Consider whether your relationship preference genuinely fits with your life aims.

According to Ali Jackson, a New York-based dating coach, she does use ChatGPT for specific purposes but doesn’t promote it. In the past six months or so, she says “every one” of her clients has come her expressing concern about “chatfishing” or people who use AI to generate everything on their dating apps – all the way down to the DMs they send. I inquired Jackson if my rule against ChatGPT users was too strict. She said no, go forth and evaluate, though it might reduce my dating pool – about 10% of the adult population now uses the tech.

“Ask yourself if your preference is truly serving your future goals,” Jackson said. “In your case, I would assume that’s one of your values, and it’s essential to find someone whose beliefs are in sync with yours.”

Others Who Share the ChatGPT Aversion.

Other people experience the AI ick, and not just when it comes to dating. Ana Pereira, 26, resides in Brooklyn and does sound for multiple live music venues across the city. She fantasizes about going into her phone settings and disabling AI features on all her apps, though tech platforms from Google to Spotify make it almost impossible to disable. Pereira thinks that using ChatGPT “shows such a laziness”.

“It’s like you can’t think for yourself, and you have to rely on an app for that,” she said.

Two of Pereira’s friends lately had a messy breakup. She supported one of them after learning the other turned to ChatGPT, a notoriously poor therapy substitute, not their partner, when they wanted to talk about their feelings. “It’s like they refused to sit through any difficult human feelings,” she said. “They just wanted to process something and move on, which is not how things work.”

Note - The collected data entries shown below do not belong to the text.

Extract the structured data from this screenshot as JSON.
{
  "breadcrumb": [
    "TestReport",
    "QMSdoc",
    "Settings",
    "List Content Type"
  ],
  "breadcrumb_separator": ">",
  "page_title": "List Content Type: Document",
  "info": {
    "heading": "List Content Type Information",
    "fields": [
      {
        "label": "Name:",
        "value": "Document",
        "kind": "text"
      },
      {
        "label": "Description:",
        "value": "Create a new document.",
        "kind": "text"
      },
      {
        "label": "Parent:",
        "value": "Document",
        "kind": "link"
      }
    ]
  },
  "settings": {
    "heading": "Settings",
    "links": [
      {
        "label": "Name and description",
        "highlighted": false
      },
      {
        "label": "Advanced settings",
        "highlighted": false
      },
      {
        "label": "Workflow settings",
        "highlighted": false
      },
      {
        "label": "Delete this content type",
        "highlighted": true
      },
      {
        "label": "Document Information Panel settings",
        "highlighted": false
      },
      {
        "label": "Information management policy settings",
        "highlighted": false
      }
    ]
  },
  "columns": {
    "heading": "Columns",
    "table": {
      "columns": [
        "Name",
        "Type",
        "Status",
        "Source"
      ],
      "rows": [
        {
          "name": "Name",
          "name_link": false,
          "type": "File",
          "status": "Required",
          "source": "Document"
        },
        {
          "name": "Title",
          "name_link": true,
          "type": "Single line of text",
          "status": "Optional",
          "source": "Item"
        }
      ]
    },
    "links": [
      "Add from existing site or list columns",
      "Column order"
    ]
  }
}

Eventually, I could not handle it on my own. I had become too reliant on AI for even basic tasks.

Richard Barnes, a 31-year-old marine biologist and server in Hawaii, has similar views. “I am not sure if I would think otherwise about someone who uses ChatGPT, but I would be like, ‘come on,’” he said. “You shouldn’t have to rely on it to make a grocery list. Your life is likely not that hard. We can make the list together.”

Well-Known Figures and Silicon Valley Insiders Speaking Out.

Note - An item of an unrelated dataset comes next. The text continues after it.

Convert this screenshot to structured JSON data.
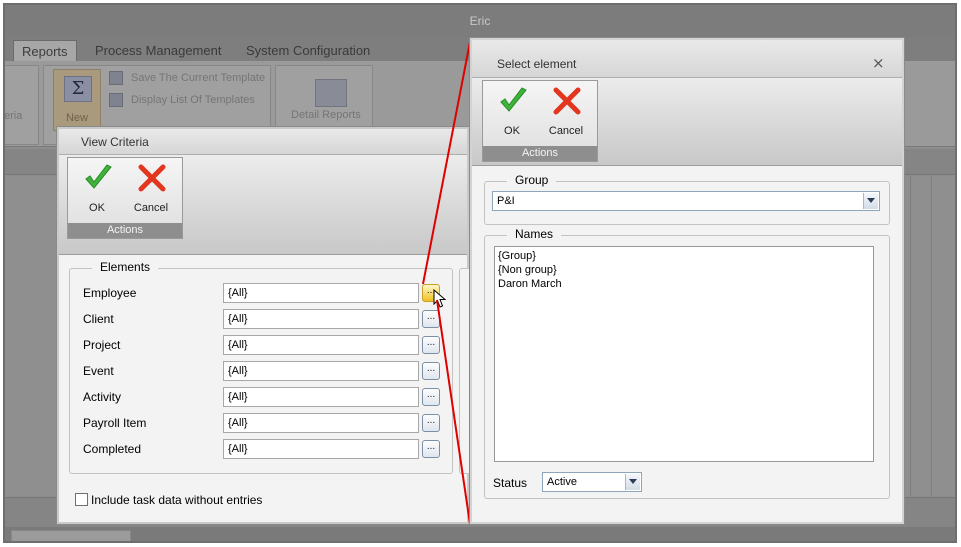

Guillermo del Toro’s declaration that he’d “choose death” over using AI garnered significant coverage. Similarly, SZA’s Instagram stories tirade against the tech cautioning about “environmental racism” and showing fear over users who are “codependent on a machine”. The same goes for when Simu Liu, Alison Roman, Céline Dion, Emily Blunt, and others issued statements that are critical of AI in their various industries. I believe these quotes spread widely for a reason: people agree with them.

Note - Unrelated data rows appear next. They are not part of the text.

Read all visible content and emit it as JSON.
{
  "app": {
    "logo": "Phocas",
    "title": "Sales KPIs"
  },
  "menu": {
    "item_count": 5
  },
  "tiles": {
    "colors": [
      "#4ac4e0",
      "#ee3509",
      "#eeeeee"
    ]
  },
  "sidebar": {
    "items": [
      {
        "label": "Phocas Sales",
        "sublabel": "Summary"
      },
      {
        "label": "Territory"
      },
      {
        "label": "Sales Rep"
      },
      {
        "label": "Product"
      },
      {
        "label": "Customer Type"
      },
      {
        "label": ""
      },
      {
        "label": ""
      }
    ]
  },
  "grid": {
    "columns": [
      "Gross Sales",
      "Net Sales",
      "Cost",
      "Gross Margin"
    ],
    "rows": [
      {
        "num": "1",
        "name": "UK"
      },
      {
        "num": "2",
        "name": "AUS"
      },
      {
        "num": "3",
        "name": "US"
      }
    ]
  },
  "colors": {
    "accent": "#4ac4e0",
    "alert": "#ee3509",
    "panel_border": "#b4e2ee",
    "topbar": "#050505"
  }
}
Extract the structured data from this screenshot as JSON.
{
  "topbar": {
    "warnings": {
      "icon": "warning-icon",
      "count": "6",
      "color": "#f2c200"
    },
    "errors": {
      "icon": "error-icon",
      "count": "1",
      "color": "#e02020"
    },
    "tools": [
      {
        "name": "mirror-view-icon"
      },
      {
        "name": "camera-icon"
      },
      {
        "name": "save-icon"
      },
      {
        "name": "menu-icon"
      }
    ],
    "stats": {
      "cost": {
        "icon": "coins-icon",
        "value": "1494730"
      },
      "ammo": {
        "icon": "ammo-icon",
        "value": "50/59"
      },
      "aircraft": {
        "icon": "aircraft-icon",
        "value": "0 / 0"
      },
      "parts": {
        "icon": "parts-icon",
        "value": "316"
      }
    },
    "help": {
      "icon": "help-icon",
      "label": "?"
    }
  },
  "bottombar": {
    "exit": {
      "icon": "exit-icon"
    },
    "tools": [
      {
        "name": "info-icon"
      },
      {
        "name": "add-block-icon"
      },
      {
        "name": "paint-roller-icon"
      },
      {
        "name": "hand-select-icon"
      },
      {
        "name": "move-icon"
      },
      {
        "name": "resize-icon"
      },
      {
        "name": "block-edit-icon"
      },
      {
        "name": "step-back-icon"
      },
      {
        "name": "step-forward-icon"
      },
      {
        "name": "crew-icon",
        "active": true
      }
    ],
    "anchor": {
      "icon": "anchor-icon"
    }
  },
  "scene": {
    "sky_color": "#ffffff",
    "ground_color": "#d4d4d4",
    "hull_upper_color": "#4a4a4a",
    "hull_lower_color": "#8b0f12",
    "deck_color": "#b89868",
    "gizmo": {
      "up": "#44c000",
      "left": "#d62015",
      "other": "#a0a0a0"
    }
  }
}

Even, to an degree, the people who run the tech industry. Last month, Pinterest added a filter that lets users disable AI content. Meta lets users hide, but not entirely deactivate, similar slop on Instagram. Reports suggested that “cursor resistance” is on the rise, as some Silicon Valley techies won’t use AI to write their code.

{Luciano Noijeen, a lead software engineer working in Greece and the Netherlands, told me that he enthusiastically used AI in the past to write or punch up his coding.|According to Luciano Noijeen, a {lead|

Tammy Burns
Tammy Burns

Maya Rodriguez is a seasoned betting analyst with over a decade of experience in sports and casino betting strategies.